The stroke used most often as the anchor for training is freestyle (also known as front crawl or sidestroke). As it is the fastest competitive stroke known and front crawl needs the least amount of energy per unit time. In order to swim well with freestyle, there are a few important keys to focus.
Your head position is an important part of overall body position. It is established principle that body movement is strongly influenced by where the head is turned and the eyes look. It is commonly said, “where the head goes, the body follow.” The swimmer eye should look down and out while submerged, allows water to flow more easily over the head and reduces frontal resistance. If the head is looking forward, the legs, hips and torso will sink, increasing frontal resistance.
Since the hands are the leading parts of the body that enter the water, they have a greater influence on smooth forward motion than many think. There are two distinct hand entrances into the water; one for sprint freestyle and the other for distance freestyle. The sprinters place their hands into the water in a neutral position; hand flat, slightly pitched downward with the fingers slightly apart, the fingertips hitting the water all the same time. Many distance swimmers seem to prefer having their hands enter the water thumbs first, which they feel allows them to start a wider sweep sooner in the stroke cycle.
Extending the arm forward and grabbing water as far out in front of you as can be done smoothly in time with the roll correctly initiates good distance-per-stroke. The reaching arm now catches the water and pulls it back toward the hips. But for the most power to occur, the elbow must start to bend and wind up pointing out to the side away from the body while still under water. When the pull has been completed, the arm should find itself extended backwards pass the hips with hands still pushing the water toward the rear. In order to keep the freestyle cycle going smoothly, the arm and hand must be brought forward for recovery above water in the quickest manner.
Though the legs provide only about 5% of propulsion in distance freestyle and about 10% in free sprints, they shouldn’t be neglected in training or racing. During freestyle try to remain horizontal in the water, a strong kick will keep your legs from sinking behind you. You should only make a small splash with your legs; it should be natural, not forced only slightly breaking the surface of the water.
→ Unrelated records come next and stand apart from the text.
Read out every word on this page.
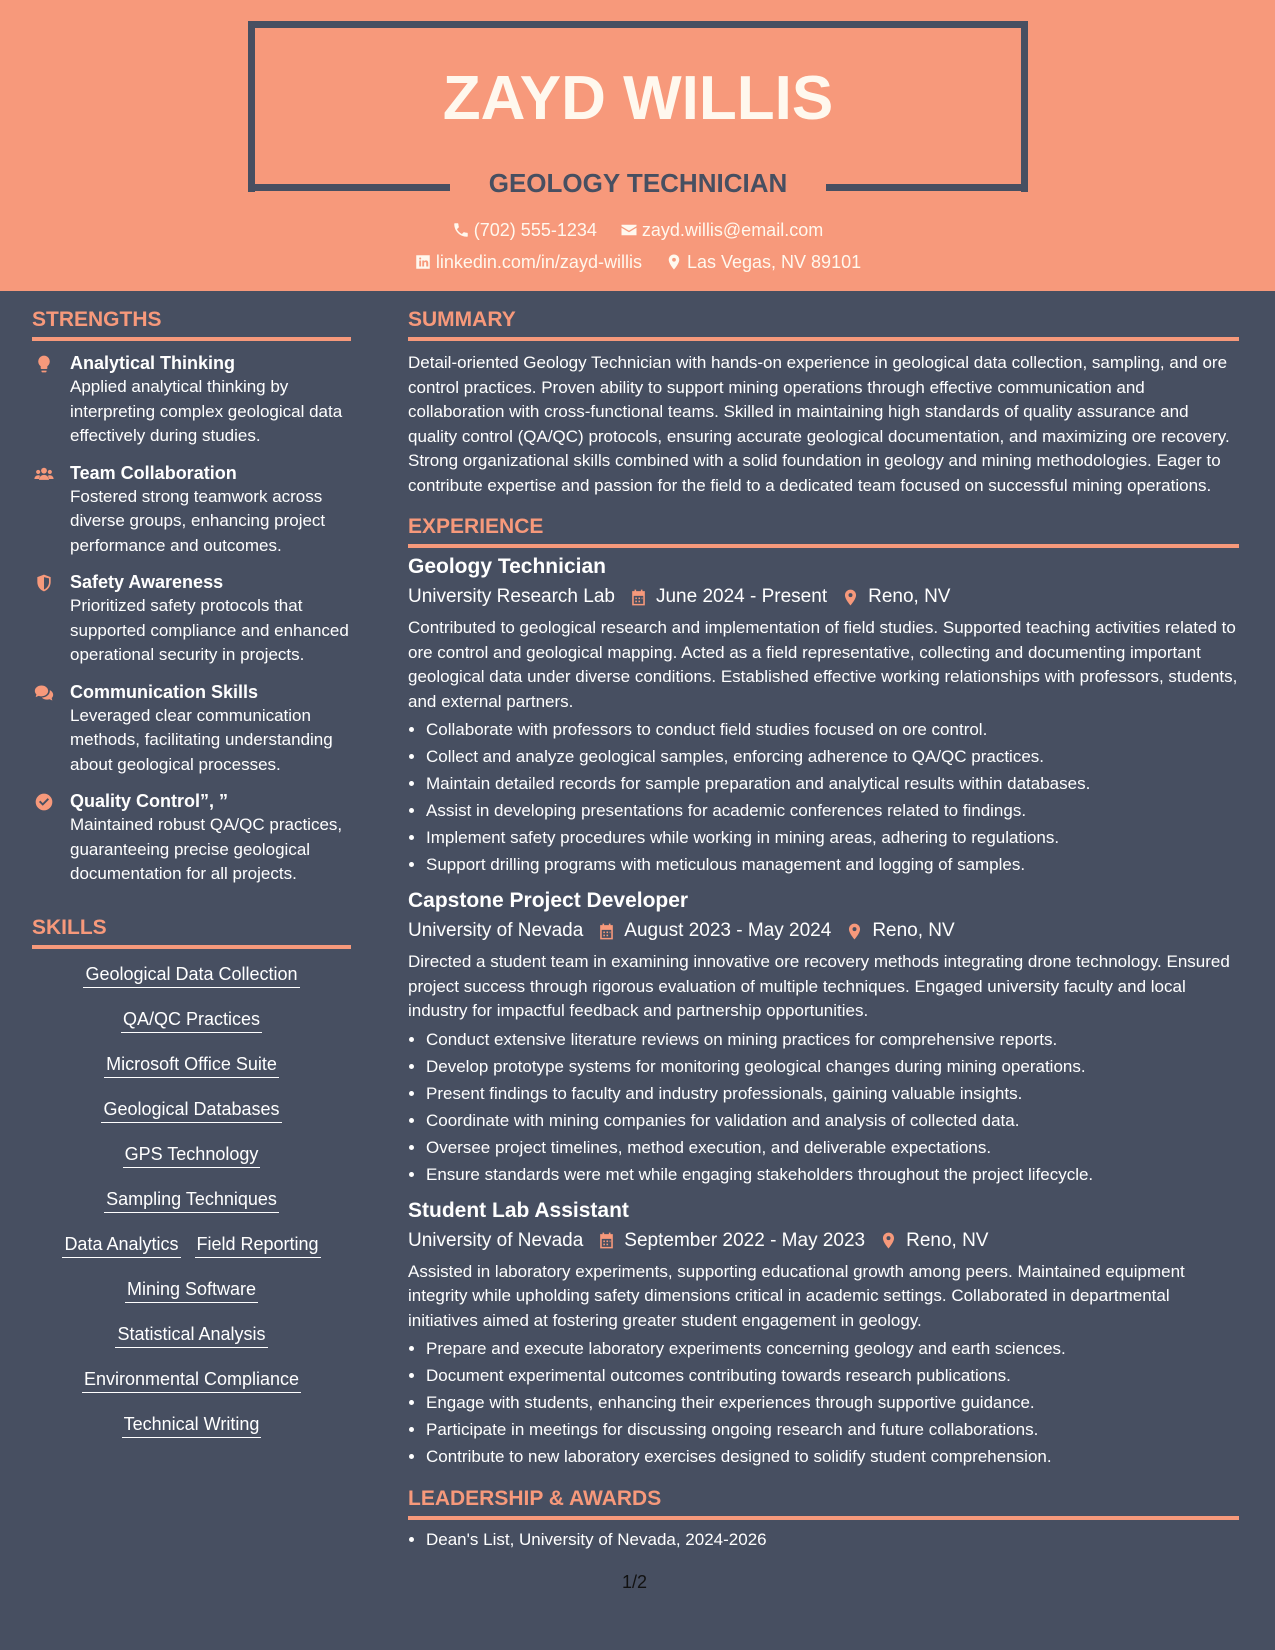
ZAYD WILLIS
GEOLOGY TECHNICIAN
(702) 555-1234
	zayd.willis@email.com
linkedin.com/in/zayd-willis
	Las Vegas, NV 89101
STRENGTHS
Analytical Thinking
Applied analytical thinking by interpreting complex geological data effectively during studies.
Team Collaboration
Fostered strong teamwork across diverse groups, enhancing project performance and outcomes.
Safety Awareness
Prioritized safety protocols that supported compliance and enhanced operational security in projects.
Communication Skills
Leveraged clear communication methods, facilitating understanding about geological processes.
Quality Control”, ”
Maintained robust QA/QC practices, guaranteeing precise geological documentation for all projects.
SKILLS
Geological Data Collection
QA/QC Practices
Microsoft Office Suite
Geological Databases
GPS Technology
Sampling Techniques
Data Analytics Field Reporting
Mining Software
Statistical Analysis
Environmental Compliance
Technical Writing
SUMMARY
Detail-oriented Geology Technician with hands-on experience in geological data collection, sampling, and ore control practices. Proven ability to support mining operations through effective communication and collaboration with cross-functional teams. Skilled in maintaining high standards of quality assurance and quality control (QA/QC) protocols, ensuring accurate geological documentation, and maximizing ore recovery. Strong organizational skills combined with a solid foundation in geology and mining methodologies. Eager to contribute expertise and passion for the field to a dedicated team focused on successful mining operations.
EXPERIENCE
Geology Technician
University Research Lab June 2024 - Present Reno, NV
Contributed to geological research and implementation of field studies. Supported teaching activities related to ore control and geological mapping. Acted as a field representative, collecting and documenting important geological data under diverse conditions. Established effective working relationships with professors, students, and external partners.
• Collaborate with professors to conduct field studies focused on ore control.
• Collect and analyze geological samples, enforcing adherence to QA/QC practices.
• Maintain detailed records for sample preparation and analytical results within databases.
• Assist in developing presentations for academic conferences related to findings.
• Implement safety procedures while working in mining areas, adhering to regulations.
• Support drilling programs with meticulous management and logging of samples.
Capstone Project Developer
University of Nevada August 2023 - May 2024 Reno, NV
Directed a student team in examining innovative ore recovery methods integrating drone technology. Ensured project success through rigorous evaluation of multiple techniques. Engaged university faculty and local industry for impactful feedback and partnership opportunities.
• Conduct extensive literature reviews on mining practices for comprehensive reports.
• Develop prototype systems for monitoring geological changes during mining operations.
• Present findings to faculty and industry professionals, gaining valuable insights.
• Coordinate with mining companies for validation and analysis of collected data.
• Oversee project timelines, method execution, and deliverable expectations.
• Ensure standards were met while engaging stakeholders throughout the project lifecycle.
Student Lab Assistant
University of Nevada September 2022 - May 2023 Reno, NV
Assisted in laboratory experiments, supporting educational growth among peers. Maintained equipment integrity while upholding safety dimensions critical in academic settings. Collaborated in departmental initiatives aimed at fostering greater student engagement in geology.
• Prepare and execute laboratory experiments concerning geology and earth sciences.
• Document experimental outcomes contributing towards research publications.
• Engage with students, enhancing their experiences through supportive guidance.
• Participate in meetings for discussing ongoing research and future collaborations.
• Contribute to new laboratory exercises designed to solidify student comprehension.
LEADERSHIP & AWARDS
• Dean's List, University of Nevada, 2024-2026
1/2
In power swimming, the breathing cycle is all important; correct breathing technique on every stroke is critical. In freestyle, Breathing is done through the mouth by turning your head to the side, depending on whether you wish to breathe on your left or your right side. I’ll never advise a swimmer to hold his breath except when competing in the 50. Remember breathing every third arm movement and the swimmers face should keep down in the water while the recovery arm moves past the face.